“I have come to a sudden but wise conclusion, mother. I know that the child can expect no mercy from Camille’s cruel heart. I must send her from me for her own good.”
“But where, Norman?”
“I will tell you, mother. In the wreck with me—indeed, the only person saved with Sweetheart and myself—was a man, a commercial traveler, named George Hinton. He took a strange fancy to my little protégée, and begged to have her if her friends were not discovered. He was a married man with a small family—two boys, and a girl of seven who longed for a sister.”
“A good man, Norman?” anxiously.
“Rough, perhaps, but with a good heart, I am sure. He gave me his address. His home is in a little Virginia town on the line of the Chesapeake & Ohio Railway. Mother, what if you were to take Sweetheart to him? Then you could satisfy yourself as to whether the Hintons would be proper people with whom to leave the child. I would make them an allowance for her support and education, of course. I should like it if you could go very soon.”
“To-morrow?”
“Yes, if possible. We must go away from here for awhile, you know, dear mother. You remember it was Camille’s money with which we improved Verelands. Unless she decides to live here, the place must be rented out until sufficient money is realized to repay the debt. Dearest little mother, you know we are poor again, now. I shall have to work for us both.”
“There is my little income. It is more than enough for me.

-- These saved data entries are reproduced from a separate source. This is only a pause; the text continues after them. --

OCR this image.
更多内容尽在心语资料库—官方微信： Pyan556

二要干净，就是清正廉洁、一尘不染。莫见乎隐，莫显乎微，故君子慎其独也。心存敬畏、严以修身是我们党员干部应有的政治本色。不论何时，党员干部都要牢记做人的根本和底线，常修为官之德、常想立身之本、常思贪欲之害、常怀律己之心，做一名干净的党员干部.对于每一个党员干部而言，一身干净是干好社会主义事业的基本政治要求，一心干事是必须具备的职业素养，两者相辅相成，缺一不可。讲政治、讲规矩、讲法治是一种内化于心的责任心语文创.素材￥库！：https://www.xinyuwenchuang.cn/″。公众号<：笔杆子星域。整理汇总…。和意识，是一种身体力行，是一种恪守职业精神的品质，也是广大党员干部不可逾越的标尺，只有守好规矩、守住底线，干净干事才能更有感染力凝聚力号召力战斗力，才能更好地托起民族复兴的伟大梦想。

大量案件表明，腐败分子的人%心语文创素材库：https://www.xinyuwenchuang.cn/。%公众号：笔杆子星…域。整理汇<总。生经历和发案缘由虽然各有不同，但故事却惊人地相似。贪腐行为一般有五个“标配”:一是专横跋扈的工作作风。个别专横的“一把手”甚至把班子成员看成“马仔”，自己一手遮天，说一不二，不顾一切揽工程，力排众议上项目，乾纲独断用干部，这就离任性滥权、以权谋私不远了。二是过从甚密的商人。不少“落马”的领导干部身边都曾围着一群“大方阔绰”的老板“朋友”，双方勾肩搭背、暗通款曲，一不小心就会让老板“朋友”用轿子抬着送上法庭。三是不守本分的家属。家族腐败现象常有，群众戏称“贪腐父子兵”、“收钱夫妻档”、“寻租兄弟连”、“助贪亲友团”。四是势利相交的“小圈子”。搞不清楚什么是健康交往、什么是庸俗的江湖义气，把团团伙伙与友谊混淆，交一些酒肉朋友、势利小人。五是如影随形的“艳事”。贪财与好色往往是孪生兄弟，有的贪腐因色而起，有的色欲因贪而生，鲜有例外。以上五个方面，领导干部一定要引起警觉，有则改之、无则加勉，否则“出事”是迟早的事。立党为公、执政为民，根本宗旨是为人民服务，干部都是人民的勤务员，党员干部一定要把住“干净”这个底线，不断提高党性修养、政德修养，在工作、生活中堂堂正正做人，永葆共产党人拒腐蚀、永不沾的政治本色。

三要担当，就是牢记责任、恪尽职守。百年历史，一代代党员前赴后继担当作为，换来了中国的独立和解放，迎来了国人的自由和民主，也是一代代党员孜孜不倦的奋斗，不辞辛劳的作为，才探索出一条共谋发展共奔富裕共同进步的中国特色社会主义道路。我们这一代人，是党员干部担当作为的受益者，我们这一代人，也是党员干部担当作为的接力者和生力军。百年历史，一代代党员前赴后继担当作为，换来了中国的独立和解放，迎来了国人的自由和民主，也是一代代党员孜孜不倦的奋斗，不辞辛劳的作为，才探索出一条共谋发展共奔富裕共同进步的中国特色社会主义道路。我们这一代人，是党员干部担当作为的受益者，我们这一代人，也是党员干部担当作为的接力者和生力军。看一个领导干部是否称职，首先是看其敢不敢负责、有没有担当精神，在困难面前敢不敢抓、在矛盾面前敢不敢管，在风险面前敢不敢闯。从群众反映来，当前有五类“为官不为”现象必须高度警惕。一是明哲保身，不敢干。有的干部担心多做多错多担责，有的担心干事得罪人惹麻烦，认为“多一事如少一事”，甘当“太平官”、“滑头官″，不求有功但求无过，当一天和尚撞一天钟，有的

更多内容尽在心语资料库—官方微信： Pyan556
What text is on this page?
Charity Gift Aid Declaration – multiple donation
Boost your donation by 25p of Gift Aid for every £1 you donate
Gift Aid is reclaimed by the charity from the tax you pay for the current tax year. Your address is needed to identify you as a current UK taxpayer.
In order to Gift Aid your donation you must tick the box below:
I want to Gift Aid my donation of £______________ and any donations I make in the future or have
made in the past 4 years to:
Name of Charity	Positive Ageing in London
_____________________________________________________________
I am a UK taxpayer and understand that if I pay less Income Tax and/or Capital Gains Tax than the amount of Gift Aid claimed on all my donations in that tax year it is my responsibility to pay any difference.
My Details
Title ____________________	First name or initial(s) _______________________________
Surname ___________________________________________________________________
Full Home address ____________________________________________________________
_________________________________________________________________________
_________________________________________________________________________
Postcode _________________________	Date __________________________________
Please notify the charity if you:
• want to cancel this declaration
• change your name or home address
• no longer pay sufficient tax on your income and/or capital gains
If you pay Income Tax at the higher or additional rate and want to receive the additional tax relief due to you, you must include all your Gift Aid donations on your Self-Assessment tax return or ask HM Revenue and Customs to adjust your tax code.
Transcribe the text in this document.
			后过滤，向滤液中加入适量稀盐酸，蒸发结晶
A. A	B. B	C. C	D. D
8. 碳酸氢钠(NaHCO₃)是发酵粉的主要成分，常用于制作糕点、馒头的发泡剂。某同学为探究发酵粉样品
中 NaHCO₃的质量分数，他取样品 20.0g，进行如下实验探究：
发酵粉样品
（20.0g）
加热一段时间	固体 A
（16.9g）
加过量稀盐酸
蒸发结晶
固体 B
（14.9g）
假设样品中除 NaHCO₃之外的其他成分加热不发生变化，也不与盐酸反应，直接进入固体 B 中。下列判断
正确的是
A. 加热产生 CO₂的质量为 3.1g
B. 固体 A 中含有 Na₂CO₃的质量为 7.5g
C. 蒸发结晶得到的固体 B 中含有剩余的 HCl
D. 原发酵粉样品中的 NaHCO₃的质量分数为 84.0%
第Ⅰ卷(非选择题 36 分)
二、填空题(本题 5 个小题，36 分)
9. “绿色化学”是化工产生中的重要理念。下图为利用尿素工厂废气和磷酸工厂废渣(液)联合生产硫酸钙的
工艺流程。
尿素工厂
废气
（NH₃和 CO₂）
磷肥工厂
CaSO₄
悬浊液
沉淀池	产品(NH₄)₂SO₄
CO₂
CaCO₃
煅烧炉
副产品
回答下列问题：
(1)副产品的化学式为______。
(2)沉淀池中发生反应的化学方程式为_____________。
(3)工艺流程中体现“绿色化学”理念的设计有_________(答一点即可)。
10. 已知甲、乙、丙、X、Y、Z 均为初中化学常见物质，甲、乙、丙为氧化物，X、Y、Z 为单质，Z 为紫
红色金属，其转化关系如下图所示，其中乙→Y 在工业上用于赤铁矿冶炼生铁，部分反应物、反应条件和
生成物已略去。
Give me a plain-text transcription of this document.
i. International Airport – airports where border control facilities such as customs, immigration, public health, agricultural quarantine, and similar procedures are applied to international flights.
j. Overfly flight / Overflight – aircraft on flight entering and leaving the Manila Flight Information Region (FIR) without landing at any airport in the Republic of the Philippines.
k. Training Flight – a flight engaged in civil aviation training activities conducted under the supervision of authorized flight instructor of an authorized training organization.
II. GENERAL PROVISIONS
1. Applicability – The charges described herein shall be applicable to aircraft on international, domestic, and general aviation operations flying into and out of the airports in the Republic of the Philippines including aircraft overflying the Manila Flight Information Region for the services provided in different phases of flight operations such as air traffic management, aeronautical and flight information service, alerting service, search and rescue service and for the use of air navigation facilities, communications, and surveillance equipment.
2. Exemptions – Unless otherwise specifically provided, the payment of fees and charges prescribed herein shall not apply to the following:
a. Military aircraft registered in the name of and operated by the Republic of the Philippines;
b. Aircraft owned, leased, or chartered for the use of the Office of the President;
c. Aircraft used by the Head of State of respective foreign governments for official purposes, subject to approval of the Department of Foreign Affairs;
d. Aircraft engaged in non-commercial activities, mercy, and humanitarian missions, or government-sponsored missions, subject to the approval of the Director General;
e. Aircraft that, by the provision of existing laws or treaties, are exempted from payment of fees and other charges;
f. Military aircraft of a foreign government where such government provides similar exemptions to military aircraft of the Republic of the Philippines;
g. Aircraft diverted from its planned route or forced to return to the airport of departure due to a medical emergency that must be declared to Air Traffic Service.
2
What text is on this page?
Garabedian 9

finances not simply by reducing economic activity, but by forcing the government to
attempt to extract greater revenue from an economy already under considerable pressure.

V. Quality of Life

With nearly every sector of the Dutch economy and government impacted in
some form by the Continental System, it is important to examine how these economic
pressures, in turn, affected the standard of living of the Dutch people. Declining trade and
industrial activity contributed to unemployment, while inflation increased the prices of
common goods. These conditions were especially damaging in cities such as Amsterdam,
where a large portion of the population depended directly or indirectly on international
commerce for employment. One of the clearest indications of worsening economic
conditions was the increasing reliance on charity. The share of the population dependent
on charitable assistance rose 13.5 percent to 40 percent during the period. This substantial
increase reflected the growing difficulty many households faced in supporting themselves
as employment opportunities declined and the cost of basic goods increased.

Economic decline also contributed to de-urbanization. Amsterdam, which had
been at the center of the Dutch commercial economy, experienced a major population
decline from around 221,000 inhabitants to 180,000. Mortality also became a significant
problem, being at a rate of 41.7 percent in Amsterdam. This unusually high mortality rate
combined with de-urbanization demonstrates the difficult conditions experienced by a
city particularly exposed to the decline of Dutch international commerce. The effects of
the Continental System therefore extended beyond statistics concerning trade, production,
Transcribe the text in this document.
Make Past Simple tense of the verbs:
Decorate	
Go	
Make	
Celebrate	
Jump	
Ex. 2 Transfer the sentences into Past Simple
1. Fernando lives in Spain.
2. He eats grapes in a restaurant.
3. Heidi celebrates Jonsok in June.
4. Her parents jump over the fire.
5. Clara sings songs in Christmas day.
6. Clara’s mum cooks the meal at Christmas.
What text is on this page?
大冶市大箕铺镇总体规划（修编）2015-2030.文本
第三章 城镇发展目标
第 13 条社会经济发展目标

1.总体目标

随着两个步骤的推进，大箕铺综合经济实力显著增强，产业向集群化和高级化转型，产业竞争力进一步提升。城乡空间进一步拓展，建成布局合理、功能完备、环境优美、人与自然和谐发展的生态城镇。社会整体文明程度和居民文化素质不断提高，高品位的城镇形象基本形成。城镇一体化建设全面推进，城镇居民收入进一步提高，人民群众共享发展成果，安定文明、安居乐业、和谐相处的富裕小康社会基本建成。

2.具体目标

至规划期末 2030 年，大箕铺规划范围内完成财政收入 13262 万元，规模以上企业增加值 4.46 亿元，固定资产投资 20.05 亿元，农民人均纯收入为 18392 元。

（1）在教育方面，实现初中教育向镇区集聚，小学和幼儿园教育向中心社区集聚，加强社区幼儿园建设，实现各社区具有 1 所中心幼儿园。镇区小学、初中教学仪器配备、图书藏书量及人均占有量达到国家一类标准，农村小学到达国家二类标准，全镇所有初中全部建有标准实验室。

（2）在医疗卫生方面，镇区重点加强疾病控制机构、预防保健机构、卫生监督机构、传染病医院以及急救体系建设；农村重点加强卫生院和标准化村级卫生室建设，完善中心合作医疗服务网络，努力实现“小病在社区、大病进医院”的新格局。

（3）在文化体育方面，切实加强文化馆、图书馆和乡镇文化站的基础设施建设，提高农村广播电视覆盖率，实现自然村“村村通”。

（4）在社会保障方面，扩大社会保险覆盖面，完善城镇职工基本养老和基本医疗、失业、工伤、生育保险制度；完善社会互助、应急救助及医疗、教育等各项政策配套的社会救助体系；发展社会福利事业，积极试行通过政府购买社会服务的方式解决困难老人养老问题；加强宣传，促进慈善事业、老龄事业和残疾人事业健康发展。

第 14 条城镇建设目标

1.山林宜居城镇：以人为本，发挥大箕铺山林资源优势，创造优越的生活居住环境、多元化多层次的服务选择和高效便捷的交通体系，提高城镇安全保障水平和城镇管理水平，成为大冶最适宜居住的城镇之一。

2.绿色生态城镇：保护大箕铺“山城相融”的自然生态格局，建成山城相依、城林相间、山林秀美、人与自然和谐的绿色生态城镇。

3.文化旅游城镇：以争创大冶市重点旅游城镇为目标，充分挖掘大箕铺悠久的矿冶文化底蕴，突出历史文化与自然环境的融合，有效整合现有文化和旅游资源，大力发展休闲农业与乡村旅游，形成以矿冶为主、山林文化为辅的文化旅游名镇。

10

All I can spare shall go to help the Hintons if they take Sweetheart,” she said, but her voice was hoarse with tears. How could she leave the dear old home, and how could her son sit there and talk of it with that calm, white face? It was cruel! He might have borne with Camille, if only for his mother’s sake.
Hard thoughts of her son came to her for the first time in her life, but she did not utter a single reproach. Perhaps it would all come right soon, and she could come back to Verelands.
“You will want to answer your wife’s letter,” she said, looking around for it; then she saw the fragments of the pink envelope strewing the floor. “Naughty Little Sweetheart, you have cut it up with your toy scissors!” she cried.